Metal contamination in environmental media in residential areas around Romanian mining sites
Neamtiu, I., S. Al-Abed, J. McKernan, C. Baciu, E. Gurzau, A. Pogacean, AND S. Bessler. Metal contamination in environmental media in residential areas around Romanian mining sites. David O. Carpenter, and Peter Sly (ed.), REVIEWS ON ENVIRONMENTAL HEALTH. Freund Publishing House Limited, Tel Aviv, Israel, 31(4):1-6, (2016).
The manuscript provides insight into the public health importance and impact of contamination associated with historic mining operations. The authors present a summary of available data for a historic, heavily contaminated mining area that will be of interest to those in the environmental science and public health community interested in the long-term environmental impacts of mining operations.
Hard-rock mining for metals, such as gold, silver, copper, zinc, iron and others, is recognized to have a significant impact on the environmental media, soil and water, in particular. Toxic contaminants released from mine waste to surface water and groundwater is the primary concern, but human exposure to soil contaminants either directly, via inhalation of airborne dust particles, or indirectly, via food chain (ingestion of animal products and/or vegetables grown in contaminated areas), is also, significant. In this research, we analyzed data collected in 2007, as part of a larger environmental study performed in the Rosia Montana area in Transylvania, to provide the Romanian governmental authorities with data on the levels of metal contamination in environmental media from this historical mining area. The data were also considered in policy decision to address mining-related environmental concerns in the area.
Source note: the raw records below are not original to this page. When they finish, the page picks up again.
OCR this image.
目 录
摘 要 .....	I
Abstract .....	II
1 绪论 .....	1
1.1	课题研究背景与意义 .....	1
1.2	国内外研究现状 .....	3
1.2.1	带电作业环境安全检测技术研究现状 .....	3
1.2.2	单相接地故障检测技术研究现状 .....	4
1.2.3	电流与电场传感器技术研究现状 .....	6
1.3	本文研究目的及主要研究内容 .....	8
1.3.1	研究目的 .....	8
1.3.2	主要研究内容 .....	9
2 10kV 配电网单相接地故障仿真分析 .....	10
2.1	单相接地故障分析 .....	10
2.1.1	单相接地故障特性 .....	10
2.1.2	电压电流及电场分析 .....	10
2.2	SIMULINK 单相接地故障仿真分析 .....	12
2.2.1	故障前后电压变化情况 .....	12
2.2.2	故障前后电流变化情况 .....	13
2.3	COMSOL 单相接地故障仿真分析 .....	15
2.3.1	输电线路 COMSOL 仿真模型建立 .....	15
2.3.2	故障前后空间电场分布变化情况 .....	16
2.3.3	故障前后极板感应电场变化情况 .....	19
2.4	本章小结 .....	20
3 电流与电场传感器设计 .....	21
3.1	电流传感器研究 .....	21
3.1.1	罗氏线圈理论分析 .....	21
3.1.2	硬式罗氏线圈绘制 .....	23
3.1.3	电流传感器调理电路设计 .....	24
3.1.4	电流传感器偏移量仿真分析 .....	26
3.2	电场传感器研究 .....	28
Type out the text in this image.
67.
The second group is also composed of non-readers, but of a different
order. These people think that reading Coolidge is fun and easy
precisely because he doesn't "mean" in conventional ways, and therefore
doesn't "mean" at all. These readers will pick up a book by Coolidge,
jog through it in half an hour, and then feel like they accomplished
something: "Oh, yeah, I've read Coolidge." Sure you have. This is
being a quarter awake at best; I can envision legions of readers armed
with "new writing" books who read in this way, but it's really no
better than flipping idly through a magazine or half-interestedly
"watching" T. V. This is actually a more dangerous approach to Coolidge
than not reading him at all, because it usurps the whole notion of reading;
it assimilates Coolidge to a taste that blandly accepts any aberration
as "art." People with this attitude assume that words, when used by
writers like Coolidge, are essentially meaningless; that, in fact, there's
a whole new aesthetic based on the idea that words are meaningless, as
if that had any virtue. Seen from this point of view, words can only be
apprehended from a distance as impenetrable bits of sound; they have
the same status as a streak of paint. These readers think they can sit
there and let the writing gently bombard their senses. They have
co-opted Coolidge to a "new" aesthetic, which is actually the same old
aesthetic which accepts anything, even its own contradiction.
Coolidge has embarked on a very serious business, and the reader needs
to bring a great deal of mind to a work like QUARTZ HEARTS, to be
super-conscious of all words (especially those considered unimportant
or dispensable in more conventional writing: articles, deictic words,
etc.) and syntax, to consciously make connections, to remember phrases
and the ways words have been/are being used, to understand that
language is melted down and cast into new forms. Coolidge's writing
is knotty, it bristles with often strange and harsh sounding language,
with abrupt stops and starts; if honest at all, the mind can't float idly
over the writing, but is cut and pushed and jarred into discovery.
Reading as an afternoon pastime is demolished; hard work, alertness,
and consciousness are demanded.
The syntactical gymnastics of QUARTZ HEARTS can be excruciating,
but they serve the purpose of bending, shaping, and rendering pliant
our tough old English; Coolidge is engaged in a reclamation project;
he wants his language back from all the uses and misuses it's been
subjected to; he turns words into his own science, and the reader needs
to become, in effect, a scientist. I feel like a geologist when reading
We examined soil and water data collected from residential areas near the mining sites to determine relationships among metals analyzed in these different environmental media, using the correlation procedure in SAS statistical software. Results for residential soil and water analysis indicate that the average values for arsenic (As) (85 mg/kg), cadmium (Cd) (3.2 mg/kg), mercury (Hg) (2.3 mg/kg) and lead (Pb) (92 mg/kg) exceeded the Romanian regulatory exposure levels [the intervention thresholds for residential soil in case of As (25 mg/kg) and Hg (2 mg/kg), and the alert thresholds in case of Pb (50 mg/kg) and Cd (3 mg/kg)]. Average metal concentrations in drinking water did not exceed the maximum contaminant level (MCL) imposed by the Romanian legislation, but high metal concentrations were found in surface water from Rosia creek, downstream from the former mining area.